Not that it mattered. The place was huge, and we ended up riding a gondola to an area new to both of us. And the snow was great. I'm not a very experienced skier, but I think this stuff was the closest I've seen to the legendary "powder, packed powder" I remember hearing about as a kid on the radio ski condition reports. Never understood what that meant, or if it was even supposed to be good. It is.

And since it snowed the whole time we were there, we had a constant supply of fresh powder. So the skiing was fantastic, even if the air temperature wasn't. Next time we're buying full day passes instead of half-day, and we'll take scarves and masks and portable heaters.

Or we could go to one of these places.

The silly thing is, I almost enjoyed driving the rental car we took from Tokyo as much as I enjoyed skiing.

We don't own a car - The cost of fuel, parking and mandatory annual maintenance makes it impractical for us - so we naturally don't drive very much. Especially on the highways, which aren't free or even cheap. In fact, they're downright expensive. Of the four hours it took us from our home in Nerima, Tokyo to Rie's parents' place in Nagano, three hours were highway driving. Our toll? Over 5000 yen. So, at 107 to the dollar... over $45 anyway. Double that for a round trip, and that's about half what it cost to rent the car. You get the point.

But driving on the highway here is fun. Wouldn't want to pull an 8-hour shift, but 3 hours is about right. First thing, there's no such thing on this tiny rock as highway hypnosis - no road is straight enough for long enough. Secondly, once you get over the terror of being squeezed into a lane just slightly wider than the car you're driving, and can suppress the urge to force more distance between you and whoever's next to you, the sheer proximity to the other traffic can be exhilarating. And thirdly its... okay, so maybe it's not that great. But everything is backwards. Steering wheel on the right, driving on the left. Red means go. Etc.

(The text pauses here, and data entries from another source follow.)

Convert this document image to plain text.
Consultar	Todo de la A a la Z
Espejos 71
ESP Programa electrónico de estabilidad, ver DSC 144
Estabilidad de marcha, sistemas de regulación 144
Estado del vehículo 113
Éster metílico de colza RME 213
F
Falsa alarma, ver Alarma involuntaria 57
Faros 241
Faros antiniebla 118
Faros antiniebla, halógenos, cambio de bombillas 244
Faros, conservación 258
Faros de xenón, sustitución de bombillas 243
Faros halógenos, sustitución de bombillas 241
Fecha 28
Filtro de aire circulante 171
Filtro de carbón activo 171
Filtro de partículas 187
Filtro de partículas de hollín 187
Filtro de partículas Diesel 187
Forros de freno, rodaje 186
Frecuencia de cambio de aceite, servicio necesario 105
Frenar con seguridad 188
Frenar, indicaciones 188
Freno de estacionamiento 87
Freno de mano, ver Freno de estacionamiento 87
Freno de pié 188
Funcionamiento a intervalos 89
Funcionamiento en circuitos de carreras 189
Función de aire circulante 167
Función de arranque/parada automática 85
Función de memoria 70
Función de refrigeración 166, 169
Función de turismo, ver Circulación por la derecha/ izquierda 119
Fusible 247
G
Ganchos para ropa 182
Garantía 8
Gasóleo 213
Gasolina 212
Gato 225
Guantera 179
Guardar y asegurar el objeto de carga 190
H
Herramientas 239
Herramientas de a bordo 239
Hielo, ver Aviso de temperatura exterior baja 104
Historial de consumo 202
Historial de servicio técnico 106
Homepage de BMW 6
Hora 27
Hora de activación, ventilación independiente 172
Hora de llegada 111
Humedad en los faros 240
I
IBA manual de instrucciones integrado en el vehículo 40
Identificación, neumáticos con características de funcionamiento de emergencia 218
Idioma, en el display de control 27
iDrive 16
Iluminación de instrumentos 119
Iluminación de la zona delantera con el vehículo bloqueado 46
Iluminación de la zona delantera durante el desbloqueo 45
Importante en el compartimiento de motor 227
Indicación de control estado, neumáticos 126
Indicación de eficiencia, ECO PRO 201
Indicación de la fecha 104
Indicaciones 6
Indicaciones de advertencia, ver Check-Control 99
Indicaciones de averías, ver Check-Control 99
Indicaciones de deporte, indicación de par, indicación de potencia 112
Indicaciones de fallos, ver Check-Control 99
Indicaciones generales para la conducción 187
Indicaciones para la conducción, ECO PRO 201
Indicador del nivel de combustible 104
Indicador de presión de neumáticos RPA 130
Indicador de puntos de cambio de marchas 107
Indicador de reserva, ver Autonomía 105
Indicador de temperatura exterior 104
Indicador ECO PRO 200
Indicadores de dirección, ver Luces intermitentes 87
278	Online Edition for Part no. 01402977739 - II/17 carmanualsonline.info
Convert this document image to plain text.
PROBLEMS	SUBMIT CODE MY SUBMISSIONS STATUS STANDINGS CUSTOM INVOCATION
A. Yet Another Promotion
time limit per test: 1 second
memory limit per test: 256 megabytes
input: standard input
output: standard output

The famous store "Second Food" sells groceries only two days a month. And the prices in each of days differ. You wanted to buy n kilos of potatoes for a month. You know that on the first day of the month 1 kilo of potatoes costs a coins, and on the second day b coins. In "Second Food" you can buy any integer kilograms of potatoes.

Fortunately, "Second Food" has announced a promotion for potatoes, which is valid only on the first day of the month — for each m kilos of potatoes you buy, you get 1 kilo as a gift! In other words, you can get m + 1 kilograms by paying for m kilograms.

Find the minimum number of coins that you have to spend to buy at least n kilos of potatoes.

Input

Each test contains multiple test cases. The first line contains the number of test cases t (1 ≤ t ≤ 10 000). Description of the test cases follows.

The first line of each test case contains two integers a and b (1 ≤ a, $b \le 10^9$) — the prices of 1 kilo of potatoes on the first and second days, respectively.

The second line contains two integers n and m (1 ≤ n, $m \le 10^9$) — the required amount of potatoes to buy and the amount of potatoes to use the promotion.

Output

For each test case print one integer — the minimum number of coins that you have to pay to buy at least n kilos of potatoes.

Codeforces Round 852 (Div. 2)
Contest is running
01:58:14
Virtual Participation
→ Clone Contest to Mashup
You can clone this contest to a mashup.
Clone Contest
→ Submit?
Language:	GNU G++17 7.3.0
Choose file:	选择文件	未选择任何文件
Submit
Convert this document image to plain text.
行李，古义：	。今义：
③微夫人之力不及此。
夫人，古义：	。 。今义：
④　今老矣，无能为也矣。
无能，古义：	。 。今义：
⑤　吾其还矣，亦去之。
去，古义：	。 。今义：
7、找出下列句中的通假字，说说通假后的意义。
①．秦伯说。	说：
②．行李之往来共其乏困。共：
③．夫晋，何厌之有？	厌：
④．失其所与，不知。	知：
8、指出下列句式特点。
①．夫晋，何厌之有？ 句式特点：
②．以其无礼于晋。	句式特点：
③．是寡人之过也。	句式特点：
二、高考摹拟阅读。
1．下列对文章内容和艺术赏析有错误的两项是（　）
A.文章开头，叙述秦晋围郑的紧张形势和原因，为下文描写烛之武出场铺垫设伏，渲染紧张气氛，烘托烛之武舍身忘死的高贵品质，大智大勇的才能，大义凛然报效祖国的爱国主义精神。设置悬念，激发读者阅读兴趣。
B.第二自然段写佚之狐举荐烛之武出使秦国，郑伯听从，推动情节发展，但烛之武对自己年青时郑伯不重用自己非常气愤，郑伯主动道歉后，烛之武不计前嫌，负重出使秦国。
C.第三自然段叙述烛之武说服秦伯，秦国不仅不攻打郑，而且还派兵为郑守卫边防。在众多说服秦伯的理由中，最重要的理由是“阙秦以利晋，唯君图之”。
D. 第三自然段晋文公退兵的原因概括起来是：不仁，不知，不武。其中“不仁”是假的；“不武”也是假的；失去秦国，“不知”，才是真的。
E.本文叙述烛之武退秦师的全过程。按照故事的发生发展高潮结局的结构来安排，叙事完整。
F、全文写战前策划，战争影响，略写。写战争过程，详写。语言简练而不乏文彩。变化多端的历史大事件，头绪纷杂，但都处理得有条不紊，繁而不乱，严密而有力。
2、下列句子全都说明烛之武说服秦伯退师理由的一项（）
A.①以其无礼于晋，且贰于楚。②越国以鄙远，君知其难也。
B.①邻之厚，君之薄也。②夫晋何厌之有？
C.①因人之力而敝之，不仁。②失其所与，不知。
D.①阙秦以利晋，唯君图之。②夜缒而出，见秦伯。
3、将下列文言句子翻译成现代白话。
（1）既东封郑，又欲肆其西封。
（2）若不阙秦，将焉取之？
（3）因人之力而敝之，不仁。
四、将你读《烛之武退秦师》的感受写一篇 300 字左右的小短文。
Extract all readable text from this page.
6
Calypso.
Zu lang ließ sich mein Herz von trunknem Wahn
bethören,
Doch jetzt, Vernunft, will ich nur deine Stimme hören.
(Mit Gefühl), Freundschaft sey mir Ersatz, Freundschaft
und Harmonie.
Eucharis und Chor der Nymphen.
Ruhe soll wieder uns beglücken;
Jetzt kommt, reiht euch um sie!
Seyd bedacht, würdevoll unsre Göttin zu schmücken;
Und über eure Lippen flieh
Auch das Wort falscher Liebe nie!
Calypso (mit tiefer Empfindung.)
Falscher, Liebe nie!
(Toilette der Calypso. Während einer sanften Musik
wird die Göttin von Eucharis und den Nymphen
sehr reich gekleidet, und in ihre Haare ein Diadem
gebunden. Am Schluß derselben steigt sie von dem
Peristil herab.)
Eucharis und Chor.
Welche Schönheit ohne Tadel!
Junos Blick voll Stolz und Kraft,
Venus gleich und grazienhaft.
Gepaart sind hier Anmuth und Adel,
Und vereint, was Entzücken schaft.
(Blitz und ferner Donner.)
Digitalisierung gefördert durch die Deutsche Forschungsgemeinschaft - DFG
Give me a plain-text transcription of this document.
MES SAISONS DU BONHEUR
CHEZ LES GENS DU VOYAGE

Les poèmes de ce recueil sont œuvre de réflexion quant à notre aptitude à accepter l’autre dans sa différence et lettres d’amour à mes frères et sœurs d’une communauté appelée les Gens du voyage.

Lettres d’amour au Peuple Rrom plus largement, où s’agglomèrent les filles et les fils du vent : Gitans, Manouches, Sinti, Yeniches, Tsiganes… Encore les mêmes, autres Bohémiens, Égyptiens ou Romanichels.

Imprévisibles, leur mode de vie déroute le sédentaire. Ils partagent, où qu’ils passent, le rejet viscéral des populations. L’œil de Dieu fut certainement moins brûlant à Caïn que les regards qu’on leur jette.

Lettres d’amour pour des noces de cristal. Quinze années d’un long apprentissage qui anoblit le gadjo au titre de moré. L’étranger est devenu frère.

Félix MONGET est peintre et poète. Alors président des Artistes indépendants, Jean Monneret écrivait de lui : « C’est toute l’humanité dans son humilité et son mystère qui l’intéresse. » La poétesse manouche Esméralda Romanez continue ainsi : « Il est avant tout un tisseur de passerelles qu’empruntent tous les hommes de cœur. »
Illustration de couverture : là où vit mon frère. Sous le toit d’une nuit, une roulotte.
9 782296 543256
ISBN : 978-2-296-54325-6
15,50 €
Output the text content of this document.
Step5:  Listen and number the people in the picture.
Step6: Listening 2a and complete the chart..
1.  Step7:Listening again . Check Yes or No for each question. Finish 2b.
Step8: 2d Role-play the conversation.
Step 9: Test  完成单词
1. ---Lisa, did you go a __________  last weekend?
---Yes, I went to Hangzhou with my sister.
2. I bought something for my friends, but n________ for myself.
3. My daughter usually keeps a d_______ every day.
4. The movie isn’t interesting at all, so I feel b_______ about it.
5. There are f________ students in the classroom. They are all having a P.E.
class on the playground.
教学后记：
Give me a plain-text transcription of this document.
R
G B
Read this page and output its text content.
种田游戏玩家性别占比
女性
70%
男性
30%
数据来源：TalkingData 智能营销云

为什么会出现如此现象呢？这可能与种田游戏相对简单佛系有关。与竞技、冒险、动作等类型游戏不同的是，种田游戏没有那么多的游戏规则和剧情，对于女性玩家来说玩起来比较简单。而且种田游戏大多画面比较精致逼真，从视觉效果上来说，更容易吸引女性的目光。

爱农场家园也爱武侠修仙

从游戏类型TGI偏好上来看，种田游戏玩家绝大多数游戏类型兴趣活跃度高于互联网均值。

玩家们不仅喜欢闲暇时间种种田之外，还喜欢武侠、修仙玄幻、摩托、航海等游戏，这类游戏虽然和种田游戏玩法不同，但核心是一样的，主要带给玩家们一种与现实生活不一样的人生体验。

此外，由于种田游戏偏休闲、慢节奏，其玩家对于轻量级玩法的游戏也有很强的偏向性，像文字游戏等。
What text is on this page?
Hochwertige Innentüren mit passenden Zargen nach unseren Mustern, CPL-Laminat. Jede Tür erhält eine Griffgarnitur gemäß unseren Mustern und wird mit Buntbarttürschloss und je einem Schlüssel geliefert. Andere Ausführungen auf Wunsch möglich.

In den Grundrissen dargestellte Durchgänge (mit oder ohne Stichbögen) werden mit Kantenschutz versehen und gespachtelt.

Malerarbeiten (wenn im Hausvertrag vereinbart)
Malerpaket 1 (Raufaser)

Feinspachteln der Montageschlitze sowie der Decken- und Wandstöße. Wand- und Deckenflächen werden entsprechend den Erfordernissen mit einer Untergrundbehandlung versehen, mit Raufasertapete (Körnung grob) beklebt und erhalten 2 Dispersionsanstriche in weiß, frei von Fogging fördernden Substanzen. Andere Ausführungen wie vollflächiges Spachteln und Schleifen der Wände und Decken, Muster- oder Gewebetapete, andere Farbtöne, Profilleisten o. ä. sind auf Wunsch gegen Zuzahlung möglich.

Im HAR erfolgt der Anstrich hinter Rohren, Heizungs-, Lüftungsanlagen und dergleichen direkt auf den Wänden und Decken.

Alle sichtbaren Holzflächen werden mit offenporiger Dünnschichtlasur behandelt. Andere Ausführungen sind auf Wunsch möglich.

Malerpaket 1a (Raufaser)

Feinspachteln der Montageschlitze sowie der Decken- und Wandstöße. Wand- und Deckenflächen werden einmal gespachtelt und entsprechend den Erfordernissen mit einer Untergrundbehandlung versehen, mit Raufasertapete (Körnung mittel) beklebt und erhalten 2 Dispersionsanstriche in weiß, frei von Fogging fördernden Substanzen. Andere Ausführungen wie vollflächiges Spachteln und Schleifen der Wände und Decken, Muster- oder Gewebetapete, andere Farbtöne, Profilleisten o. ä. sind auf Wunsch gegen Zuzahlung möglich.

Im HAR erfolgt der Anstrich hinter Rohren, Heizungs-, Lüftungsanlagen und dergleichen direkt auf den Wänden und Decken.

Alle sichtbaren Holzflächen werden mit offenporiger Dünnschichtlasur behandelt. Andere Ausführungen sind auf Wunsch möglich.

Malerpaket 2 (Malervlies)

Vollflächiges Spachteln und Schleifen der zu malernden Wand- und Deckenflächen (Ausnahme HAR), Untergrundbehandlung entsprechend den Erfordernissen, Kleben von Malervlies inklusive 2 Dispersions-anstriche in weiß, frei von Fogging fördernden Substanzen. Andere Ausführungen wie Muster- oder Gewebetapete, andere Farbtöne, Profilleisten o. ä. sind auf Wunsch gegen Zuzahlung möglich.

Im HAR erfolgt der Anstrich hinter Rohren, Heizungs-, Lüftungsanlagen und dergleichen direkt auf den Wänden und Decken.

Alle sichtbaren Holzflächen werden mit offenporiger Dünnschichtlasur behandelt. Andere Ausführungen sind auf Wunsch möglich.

When we arrived home in Nerima and unloaded all our luggage, we still had a couple hours before the car was due back. So we did something that let me cross one more item off my "Things to do in Japan" list - we cruised into the middle of town. Our apartment is well outside the Yamanote train line that runs an elongated loop around the several downtown centers, so our trip into the city, around the Imperial Palace, and back out again consumed the remaining time neatly. And with lots of flashy neon signage.

Alright, it's late and for some reason CNN is on our TV. I'm growing more and more distracted by noisy faces like Dubya and Michael Jackson and Larry King. And questions like, "Why have I never liked Martha Stewart?" and "What was so bad about Janet Jackson's halftime breast that all Soledad's Grammy commentary is focusing on how 'clean' and 'un-naughty' the show was, and that Beyonce 'was a real class act,' without making any specific reference to any real or imaginary naughty shows in recent history?"

Was that my imagination, or did Jacko just strike a pose for the courthouse security guard?